The Western Wall is the nearest site to the mount, where Jewish people are traditionally allowed to pray.
What is the policy of Israel on access to the mount?
Although everyone may have accessed toTemple Mount, the entry to the Dome of the Rock is still being restricted to Muslim people. Despite the fact that there are various gates to get to the site, non-Muslims must enter through the Mughrabi Gate, situated close to the Western Wall court.
Israeli security controls the entry’s focus. At moments of raised tensions, Israel has at times closed the site to guests, including Muslim worshippers.
Why are some of the Israeli Jews pushing for much greater access to the said site?
Efforts to make sure about Jewish prayer rights at the Temple Mount have picked up a foothold as of late, in spite of the standard rabbinic opinion that Jews ought not to walk there.

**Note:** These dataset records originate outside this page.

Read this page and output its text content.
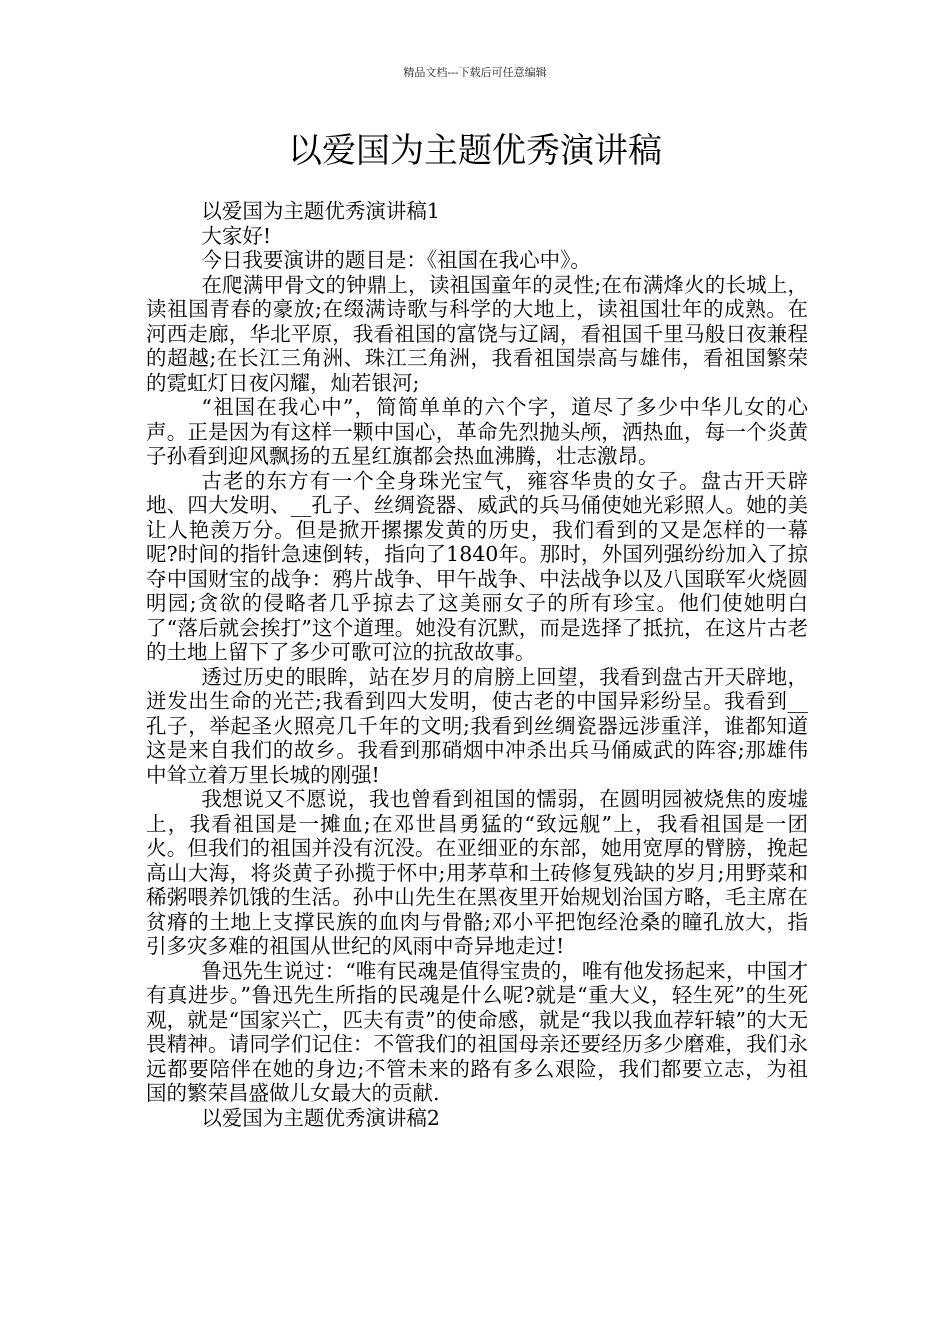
精品文档---下载后可任意编辑
以爱国为主题优秀演讲稿

以爱国为主题优秀演讲稿1

大家好!

今日我要演讲的题目是：《祖国在我心中》。

在爬满甲骨文的钟鼎上，读祖国童年的灵性;在布满烽火的长城上，读祖国青春的豪放;在缀满诗歌与科学的大地上，读祖国壮年的成熟。在河西走廊，华北平原，我看祖国的富饶与辽阔，看祖国千里马般日夜兼程的超越;在长江三角洲、珠江三角洲，我看祖国崇高与雄伟，看祖国繁荣的霓虹灯日夜闪耀，灿若银河;

“祖国在我心中”，简简单单的六个字，道尽了多少中华儿女的心声。正是因为有这样一颗中国心，革命先烈抛头颅，洒热血，每一个炎黄子孙看到迎风飘扬的五星红旗都会热血沸腾，壮志激昂。

古老的东方有一个全身珠光宝气，雍容华贵的女子。盘古开天辟地、四大发明、__孔子、丝绸瓷器、威武的兵马俑使她光彩照人。她的美让人艳羡万分。但是掀开摞摞发黄的历史，我们看到的又是怎样的一幕呢?时间的指针急速倒转，指向了1840年。那时，外国列强纷纷加入了掠夺中国财宝的战争：鸦片战争、甲午战争、中法战争以及八国联军火烧圆明园;贪欲的侵略者几乎掠去了这美丽女子的所有珍宝。他们使她明白了“落后就会挨打”这个道理。她没有沉默，而是选择了抵抗，在这片古老的土地上留下了多少可歌可泣的抗敌故事。

透过历史的眼眸，站在岁月的肩膀上回望，我看到盘古开天辟地，迸发出生命的光芒;我看到四大发明，使古老的中国异彩纷呈。我看到__孔子，举起圣火照亮几千年的文明;我看到丝绸瓷器远涉重洋，谁都知道这是来自我们的故乡。我看到那硝烟中冲杀出兵马俑威武的阵容;那雄伟中耸立着万里长城的刚强!

我想说又不愿说，我也曾看到祖国的懦弱，在圆明园被烧焦的废墟上，我看祖国是一摊血;在邓世昌勇猛的“致远舰”上，我看祖国是一团火。但我们的祖国并没有沉没。在亚细亚的东部，她用宽厚的臂膀，挽起高山大海，将炎黄子孙揽于怀中;用茅草和土砖修复残缺的岁月;用野菜和稀粥喂养饥饿的生活。孙中山先生在黑夜里开始规划治国方略，毛主席在贫瘠的土地上支撑民族的血肉与骨骼;邓小平把饱经沧桑的瞳孔放大，指引多灾多难的祖国从世纪的风雨中奇异地走过!

鲁迅先生说过：“唯有民魂是值得宝贵的，唯有他发扬起来，中国才有真进步。”鲁迅先生所指的民魂是什么呢?就是“重大义，轻生死”的生死观，就是“国家兴亡，匹夫有责”的使命感，就是“我以我血荐轩辕”的大无畏精神。请同学们记住：不管我们的祖国母亲还要经历多少磨难，我们永远都要陪伴在她的身边;不管未来的路有多么艰险，我们都要立志，为祖国的繁荣昌盛做儿女最大的贡献.

以爱国为主题优秀演讲稿2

Many rabbis have given opposite rulings, saying that prayer band visitation ought to be allowed, and by certain estimates, the number of Jewish visitors and pilgrims has unfathomably increased. Among the most renowned activists is Yehuda Glick, an American-born rabbi and current member of the Israeli Knesset.
Glick is the main figure in endeavors to make sure about Jewish prayer rights on the mount, outlining his campaign in the language of civil rights. In 2014, he endured a death attempt by a suspected member of Islamic Jihad.